Seulement il promet plus qu’il ne peut tenir. Le dédoublement parfait, ou la pleine adhésion à soi, ce sont des états limites vers lesquels la conscience s’oriente avec obstination, mais qu’elle n’atteint jamais. Les philosophes, et notamment J
‐P Sartre, conviennent que cette recherche est vouée à l’échec ; ils vont jusqu’à croire qu’elle n’est jamais entreprise que dans l’obscure intention de rencontrer l’échec. Cette quiétude, cette plénitude, cette sécurité nous sont désirables parce que la condition naturelle de la conscience de soi est exactement l’inverse : insécurité, fuite, présence et distance imparfaites. La réflexion, d’une part, nous arrache à la spontanéité aveugle de l’instinct ; mais, d’autre part, comme la réflexion reste éternellement inachevée, nous n’accédons jamais à la clairvoyance où l’image de nous‐mêmes apparaîtrait avec la précision d’un objet.

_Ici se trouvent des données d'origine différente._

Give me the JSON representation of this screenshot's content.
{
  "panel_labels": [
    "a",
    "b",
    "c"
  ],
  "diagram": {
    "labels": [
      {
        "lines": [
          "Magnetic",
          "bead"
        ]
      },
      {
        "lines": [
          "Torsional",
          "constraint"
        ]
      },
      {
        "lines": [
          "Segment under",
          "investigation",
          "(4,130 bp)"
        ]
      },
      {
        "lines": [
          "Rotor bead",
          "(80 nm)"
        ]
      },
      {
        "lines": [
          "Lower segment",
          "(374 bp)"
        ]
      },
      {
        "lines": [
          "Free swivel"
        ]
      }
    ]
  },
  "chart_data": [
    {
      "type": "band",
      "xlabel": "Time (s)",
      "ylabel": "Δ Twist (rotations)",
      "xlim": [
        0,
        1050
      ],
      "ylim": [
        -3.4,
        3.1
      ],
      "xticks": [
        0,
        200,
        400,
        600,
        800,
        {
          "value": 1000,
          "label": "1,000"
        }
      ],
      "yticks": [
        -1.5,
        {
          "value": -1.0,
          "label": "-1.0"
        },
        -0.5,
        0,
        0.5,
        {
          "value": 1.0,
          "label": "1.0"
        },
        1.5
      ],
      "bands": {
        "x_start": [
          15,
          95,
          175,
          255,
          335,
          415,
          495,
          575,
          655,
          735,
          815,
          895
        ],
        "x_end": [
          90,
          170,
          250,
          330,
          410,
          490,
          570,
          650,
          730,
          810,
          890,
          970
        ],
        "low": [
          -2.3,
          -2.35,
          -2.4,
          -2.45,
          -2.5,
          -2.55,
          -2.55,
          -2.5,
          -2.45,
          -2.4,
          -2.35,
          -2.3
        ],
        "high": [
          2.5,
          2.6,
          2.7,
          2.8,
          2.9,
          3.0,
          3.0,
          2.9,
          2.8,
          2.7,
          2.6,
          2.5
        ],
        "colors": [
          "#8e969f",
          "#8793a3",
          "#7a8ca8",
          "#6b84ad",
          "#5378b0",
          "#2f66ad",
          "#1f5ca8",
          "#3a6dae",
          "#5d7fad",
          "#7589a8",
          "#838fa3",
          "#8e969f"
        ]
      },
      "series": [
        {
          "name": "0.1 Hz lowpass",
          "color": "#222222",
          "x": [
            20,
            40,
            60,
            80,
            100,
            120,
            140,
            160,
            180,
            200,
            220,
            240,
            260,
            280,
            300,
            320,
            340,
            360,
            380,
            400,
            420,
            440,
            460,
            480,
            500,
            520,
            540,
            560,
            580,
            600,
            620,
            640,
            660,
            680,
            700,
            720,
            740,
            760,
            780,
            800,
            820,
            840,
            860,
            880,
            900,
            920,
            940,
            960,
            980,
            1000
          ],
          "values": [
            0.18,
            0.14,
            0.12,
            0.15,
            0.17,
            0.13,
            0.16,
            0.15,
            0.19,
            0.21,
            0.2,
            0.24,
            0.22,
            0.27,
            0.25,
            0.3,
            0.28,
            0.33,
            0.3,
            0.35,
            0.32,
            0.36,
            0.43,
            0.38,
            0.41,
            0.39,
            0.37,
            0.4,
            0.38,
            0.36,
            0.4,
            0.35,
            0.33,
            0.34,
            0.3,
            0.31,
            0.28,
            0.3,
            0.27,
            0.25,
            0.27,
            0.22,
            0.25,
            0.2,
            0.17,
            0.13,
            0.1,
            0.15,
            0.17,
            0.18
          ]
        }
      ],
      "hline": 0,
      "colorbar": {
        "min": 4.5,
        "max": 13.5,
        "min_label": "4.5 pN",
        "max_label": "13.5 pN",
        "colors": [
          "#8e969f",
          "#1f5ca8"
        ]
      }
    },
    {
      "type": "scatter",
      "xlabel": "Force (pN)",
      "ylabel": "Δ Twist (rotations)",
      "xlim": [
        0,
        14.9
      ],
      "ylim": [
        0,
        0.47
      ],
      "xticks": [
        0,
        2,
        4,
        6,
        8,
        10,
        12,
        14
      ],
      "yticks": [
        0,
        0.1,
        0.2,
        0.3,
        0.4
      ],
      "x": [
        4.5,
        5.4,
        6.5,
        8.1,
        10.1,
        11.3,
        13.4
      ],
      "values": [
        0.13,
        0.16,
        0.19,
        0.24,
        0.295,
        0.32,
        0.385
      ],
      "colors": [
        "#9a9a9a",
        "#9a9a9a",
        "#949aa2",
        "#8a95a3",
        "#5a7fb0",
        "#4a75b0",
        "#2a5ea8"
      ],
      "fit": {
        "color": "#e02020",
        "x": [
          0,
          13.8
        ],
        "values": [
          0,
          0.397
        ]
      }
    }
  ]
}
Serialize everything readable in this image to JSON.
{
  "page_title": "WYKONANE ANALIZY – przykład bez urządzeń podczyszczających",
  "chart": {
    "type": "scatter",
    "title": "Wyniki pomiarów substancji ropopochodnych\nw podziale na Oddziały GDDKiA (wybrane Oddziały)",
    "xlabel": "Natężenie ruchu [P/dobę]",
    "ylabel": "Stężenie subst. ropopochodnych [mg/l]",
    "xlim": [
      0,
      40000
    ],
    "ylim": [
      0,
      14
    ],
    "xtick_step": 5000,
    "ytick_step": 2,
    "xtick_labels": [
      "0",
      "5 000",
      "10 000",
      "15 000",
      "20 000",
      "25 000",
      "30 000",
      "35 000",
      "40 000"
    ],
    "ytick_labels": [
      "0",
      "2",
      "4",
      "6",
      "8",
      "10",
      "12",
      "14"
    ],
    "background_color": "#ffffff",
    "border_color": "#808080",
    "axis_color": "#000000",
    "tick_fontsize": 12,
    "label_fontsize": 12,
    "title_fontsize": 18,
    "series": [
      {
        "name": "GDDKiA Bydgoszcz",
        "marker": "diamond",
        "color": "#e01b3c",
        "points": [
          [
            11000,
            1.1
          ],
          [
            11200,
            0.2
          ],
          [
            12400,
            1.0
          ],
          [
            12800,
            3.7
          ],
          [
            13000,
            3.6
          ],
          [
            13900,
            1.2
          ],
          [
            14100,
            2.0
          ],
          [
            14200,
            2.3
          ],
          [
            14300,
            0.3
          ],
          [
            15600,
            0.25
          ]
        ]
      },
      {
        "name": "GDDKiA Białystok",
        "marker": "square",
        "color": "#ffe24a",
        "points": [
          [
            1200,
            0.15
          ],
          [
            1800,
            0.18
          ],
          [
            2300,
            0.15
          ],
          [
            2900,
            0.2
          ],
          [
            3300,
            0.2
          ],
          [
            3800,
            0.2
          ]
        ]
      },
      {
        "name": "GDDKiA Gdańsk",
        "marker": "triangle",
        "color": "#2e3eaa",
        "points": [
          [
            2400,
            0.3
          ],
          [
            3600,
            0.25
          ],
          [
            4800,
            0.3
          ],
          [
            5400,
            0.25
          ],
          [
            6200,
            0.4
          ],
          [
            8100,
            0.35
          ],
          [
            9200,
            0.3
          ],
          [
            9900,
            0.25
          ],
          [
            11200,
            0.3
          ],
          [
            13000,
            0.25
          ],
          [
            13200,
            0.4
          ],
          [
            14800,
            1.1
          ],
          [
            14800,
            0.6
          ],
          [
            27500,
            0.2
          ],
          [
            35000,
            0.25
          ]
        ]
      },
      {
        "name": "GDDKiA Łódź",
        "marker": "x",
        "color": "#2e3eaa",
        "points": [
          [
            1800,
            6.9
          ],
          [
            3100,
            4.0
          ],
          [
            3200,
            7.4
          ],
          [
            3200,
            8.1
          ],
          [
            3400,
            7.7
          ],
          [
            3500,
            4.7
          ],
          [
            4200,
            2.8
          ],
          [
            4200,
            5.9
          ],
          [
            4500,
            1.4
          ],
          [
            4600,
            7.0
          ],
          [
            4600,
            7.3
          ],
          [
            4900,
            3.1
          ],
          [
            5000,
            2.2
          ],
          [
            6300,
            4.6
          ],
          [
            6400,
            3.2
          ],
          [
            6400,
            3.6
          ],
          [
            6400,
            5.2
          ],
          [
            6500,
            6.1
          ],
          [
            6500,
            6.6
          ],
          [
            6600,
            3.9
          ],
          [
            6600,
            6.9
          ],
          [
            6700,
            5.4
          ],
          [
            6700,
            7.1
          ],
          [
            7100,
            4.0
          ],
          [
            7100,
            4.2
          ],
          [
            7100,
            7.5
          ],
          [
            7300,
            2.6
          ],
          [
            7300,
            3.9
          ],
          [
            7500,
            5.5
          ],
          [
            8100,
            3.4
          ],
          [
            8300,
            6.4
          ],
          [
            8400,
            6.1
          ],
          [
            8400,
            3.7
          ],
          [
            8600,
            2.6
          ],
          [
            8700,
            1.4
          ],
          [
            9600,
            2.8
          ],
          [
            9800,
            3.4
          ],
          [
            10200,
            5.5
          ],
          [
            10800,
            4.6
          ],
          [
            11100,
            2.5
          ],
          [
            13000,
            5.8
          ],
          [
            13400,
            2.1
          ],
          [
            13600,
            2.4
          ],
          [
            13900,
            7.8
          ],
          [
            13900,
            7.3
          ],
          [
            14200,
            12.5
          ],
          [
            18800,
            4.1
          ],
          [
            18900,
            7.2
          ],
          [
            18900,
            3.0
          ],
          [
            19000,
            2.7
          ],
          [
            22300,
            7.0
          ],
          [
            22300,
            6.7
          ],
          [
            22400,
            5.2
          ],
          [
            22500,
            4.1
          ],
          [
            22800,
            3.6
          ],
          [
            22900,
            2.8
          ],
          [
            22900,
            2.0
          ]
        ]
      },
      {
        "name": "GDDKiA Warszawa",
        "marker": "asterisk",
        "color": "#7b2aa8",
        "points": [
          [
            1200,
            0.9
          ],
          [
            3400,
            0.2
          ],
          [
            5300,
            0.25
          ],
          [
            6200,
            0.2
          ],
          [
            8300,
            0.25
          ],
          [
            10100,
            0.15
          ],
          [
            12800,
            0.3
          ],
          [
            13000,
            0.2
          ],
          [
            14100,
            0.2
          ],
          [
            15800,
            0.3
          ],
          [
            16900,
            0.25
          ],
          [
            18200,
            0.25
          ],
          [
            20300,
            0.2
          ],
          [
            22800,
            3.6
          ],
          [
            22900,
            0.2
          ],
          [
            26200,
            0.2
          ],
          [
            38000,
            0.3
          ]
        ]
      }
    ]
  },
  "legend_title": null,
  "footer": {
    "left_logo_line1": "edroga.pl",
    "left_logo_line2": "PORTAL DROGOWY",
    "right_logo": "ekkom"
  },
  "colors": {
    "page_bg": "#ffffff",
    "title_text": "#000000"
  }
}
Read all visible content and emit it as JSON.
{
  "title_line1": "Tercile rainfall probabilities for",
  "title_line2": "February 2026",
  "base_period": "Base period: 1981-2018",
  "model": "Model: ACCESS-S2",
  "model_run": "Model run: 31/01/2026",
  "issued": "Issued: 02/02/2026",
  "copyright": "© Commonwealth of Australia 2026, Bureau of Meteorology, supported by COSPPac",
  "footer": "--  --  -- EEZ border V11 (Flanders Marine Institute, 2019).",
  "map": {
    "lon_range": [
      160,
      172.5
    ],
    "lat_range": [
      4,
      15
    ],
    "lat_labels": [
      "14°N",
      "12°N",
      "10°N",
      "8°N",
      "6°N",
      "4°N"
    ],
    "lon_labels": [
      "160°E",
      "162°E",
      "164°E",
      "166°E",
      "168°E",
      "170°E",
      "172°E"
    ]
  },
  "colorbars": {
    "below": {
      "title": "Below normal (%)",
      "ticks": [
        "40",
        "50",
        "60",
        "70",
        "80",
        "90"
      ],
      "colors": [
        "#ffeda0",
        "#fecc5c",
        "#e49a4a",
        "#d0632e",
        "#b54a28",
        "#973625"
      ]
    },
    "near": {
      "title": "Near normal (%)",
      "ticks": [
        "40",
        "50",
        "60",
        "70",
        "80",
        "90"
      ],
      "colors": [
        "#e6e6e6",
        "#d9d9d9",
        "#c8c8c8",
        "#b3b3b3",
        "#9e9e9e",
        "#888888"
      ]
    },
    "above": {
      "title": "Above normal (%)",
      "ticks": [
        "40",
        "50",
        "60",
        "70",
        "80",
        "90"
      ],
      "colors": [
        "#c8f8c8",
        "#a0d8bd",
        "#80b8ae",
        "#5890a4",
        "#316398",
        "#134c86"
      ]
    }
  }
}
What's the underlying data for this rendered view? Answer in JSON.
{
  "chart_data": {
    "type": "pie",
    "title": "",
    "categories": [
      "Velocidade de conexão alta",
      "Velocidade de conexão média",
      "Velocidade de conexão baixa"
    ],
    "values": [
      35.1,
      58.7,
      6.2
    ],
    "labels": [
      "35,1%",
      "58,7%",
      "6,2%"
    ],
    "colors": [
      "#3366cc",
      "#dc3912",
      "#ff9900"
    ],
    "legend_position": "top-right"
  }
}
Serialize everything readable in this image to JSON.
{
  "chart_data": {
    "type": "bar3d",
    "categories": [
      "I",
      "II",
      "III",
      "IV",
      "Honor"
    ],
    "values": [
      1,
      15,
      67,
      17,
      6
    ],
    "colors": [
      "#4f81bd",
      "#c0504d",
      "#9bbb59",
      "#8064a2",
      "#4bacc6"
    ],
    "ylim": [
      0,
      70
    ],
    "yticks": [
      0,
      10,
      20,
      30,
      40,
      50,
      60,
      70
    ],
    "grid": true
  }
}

Dans la réflexion, l’unité primitive de la conscience se fêle : l’être qui se rapporte réflexivement à lui
‐ même perd la possession entière de soi qui est le privilège des actes obscurs du sentiment. Se voir réflexivement, c’est rencontrer un fantôme, à la fois proche et jamais rejoint. C’est donc dissiper une précieuse présence : l’on recule dans le néant pour se représenter sa propre existence. Ainsi devient‐on l’esclave d’un paraître, que l’on a fait surgir sur une scène imaginaire afin de s’apparaître à ses propres yeux. A partir de là, tous les dangers moraux du mensonge nous guettent : vanité, amour propre, etc. Telle est la théorie (2). Aussi comprend‐on que Rousseau ait eu parfois la tentation d’en finir avec la réflexion et de nier la possibilité même de toute vue intérieure. Le voici qui décrète : « Nous ne voyons ni l’âme d’autrui, parce qu’elle se cache, ni la nôtre, parce que nous n’avons point de miroir intellectuel. Nous sommes de tout point aveugles, mais aveugles‐nés ». Nous ne possédons ni la vision, ni le miroir où notre effigie puisse se refléter. Nous sommes condamnés à l’obscur. Est‐ce dire que nous serons privés de toute connaissance de nous‐mêmes ? Nullement, Si, dans l’obscur, l’acte du regard est impossible, il nous reste l’évidence du sentiment.